Trace based alerts

A Trace-based alert in SigNoz allows you to define conditions based on trace data, triggering alerts when these conditions are met. Here's a breakdown of the various sections and options available when configuring a Trace-based alert:

Step 1: Define the Trace Metric

In this step, you use the Traces Query Builder to perform operations on your Traces to define conditions based on traces data. Some of the fields that are available in Traces Query Builder includes

Traces: A field to filter the trace data to monitor.
Aggregate Attribute: Allows you to choose how the trace data should be aggregated. You can use functions like "Count"
Group by: Lets you group trace data by different span/trace attributes, like "serviceName", "Status" or other custom attributes.
Legend Format: An optional field to define the format for the legend in the visual representation of the alert.
Having: Apply conditions to filter the results further based on aggregate value.

*Using Query Builder to perform operations on your Traces*

Step 2: Define Alert Conditions

In this step, you set specific conditions for triggering the alert and determine the frequency of checking these conditions:

Send a notification when [A] is [above/below] the threshold in total during the last [X] mins: A template to set the threshold for the alert, allowing you to define when the alert condition should be checked.
Alert Threshold: A field to specify the threshold value for the alert condition.
More Options :
- Run alert every [X mins]: This option determines the frequency at which the alert condition is checked and notifications are sent.
- Send a notification if data is missing for [X] mins: A field to specify if a notification should be sent when data is missing for a certain period.

Step 3: Alert Configuration

In this step, you set the alert's metadata, including severity, name, and description:

Severity

Set the severity level for the alert (e.g., "Warning" or "Critical").

Alert Name

A field to name the alert for easy identification.

Alert Description

Add a detailed description for the alert, explaining its purpose and trigger conditions.

You can incorporate result attributes in the alert descriptions to make the alerts more informative:

Syntax: Use $<attribute-name> to insert attribute values. Attribute values can be any attribute used in group by.

Example: If you have a query that has the attribute service.name in the group by clause then to use it in the alert description, you will use $service.name.

Slack alert format

Using advanced slack formatting is supported if you are using Slack as a notification channel.

Test Notification

A button to test the alert to ensure that it works as expected.
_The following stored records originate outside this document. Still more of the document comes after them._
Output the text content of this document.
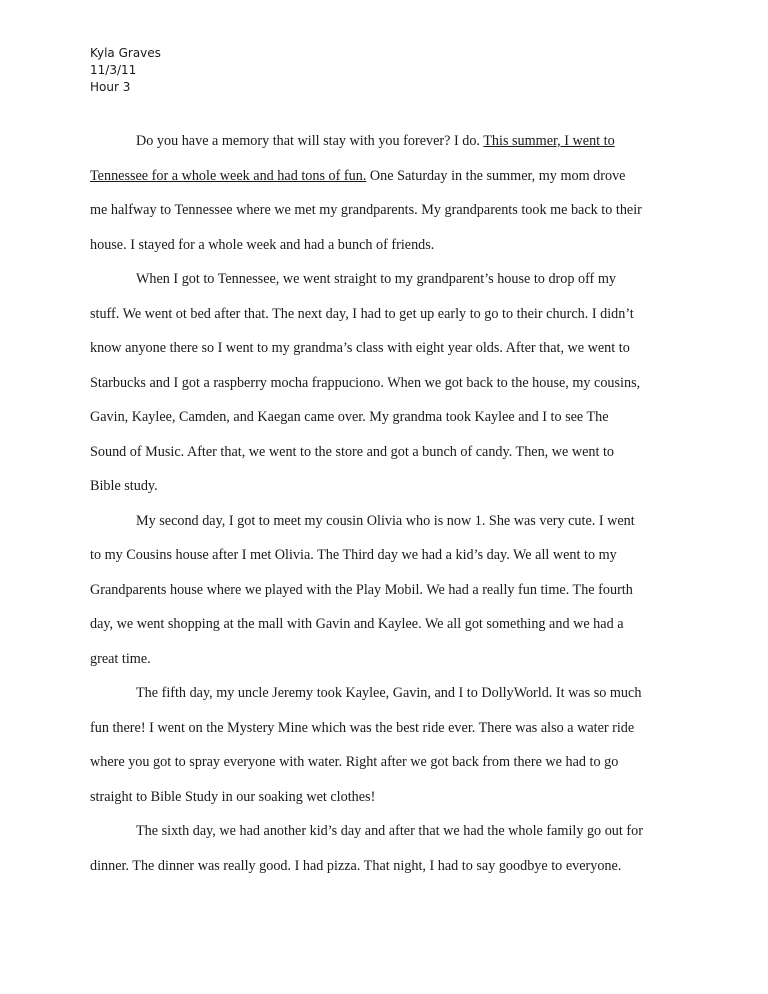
Kyla Graves
11/3/11
Hour 3
Do you have a memory that will stay with you forever? I do. This summer, I went to
Tennessee for a whole week and had tons of fun. One Saturday in the summer, my mom drove
me halfway to Tennessee where we met my grandparents. My grandparents took me back to their
house. I stayed for a whole week and had a bunch of friends.
When I got to Tennessee, we went straight to my grandparent’s house to drop off my
stuff. We went ot bed after that. The next day, I had to get up early to go to their church. I didn’t
know anyone there so I went to my grandma’s class with eight year olds. After that, we went to
Starbucks and I got a raspberry mocha frappuciono. When we got back to the house, my cousins,
Gavin, Kaylee, Camden, and Kaegan came over. My grandma took Kaylee and I to see The
Sound of Music. After that, we went to the store and got a bunch of candy. Then, we went to
Bible study.
My second day, I got to meet my cousin Olivia who is now 1. She was very cute. I went
to my Cousins house after I met Olivia. The Third day we had a kid’s day. We all went to my
Grandparents house where we played with the Play Mobil. We had a really fun time. The fourth
day, we went shopping at the mall with Gavin and Kaylee. We all got something and we had a
great time.
The fifth day, my uncle Jeremy took Kaylee, Gavin, and I to DollyWorld. It was so much
fun there! I went on the Mystery Mine which was the best ride ever. There was also a water ride
where you got to spray everyone with water. Right after we got back from there we had to go
straight to Bible Study in our soaking wet clothes!
The sixth day, we had another kid’s day and after that we had the whole family go out for
dinner. The dinner was really good. I had pizza. That night, I had to say goodbye to everyone.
Configure the alert — *Setting the alert metadata*

Examples

1. Alert when external API latency (P90) is over 1 second for last 5 mins

Here's a video tutorial for creating this alert:

Step 1: Write Query Builder query to define alert metric

traces builder query for external API latency(p90) — *External API latency (P90) query*

Using externalHttpUrl attribute we can filter specific external API endpoint and then set aggregation attribute to durationNano with P90 aggregation operation to plot a chart which measures 90th percentile latency. You can also choose Avg or anyother operation as aggregate operation depending on your needs.

external API latency(p90) chart — *External API latency (P90) chart*

✅ Info

Remember to select y-axis unit as nanoseconds as our aggregate key is durationNano.

Step 2: Set alert conditions

external API latency(p90) condition — *External API latency (P90) alert condition*

The condition is set to trigger a notification if the per-minute external API latency (P90) exceeds the threshold of 1 second all the time in the last five minutes.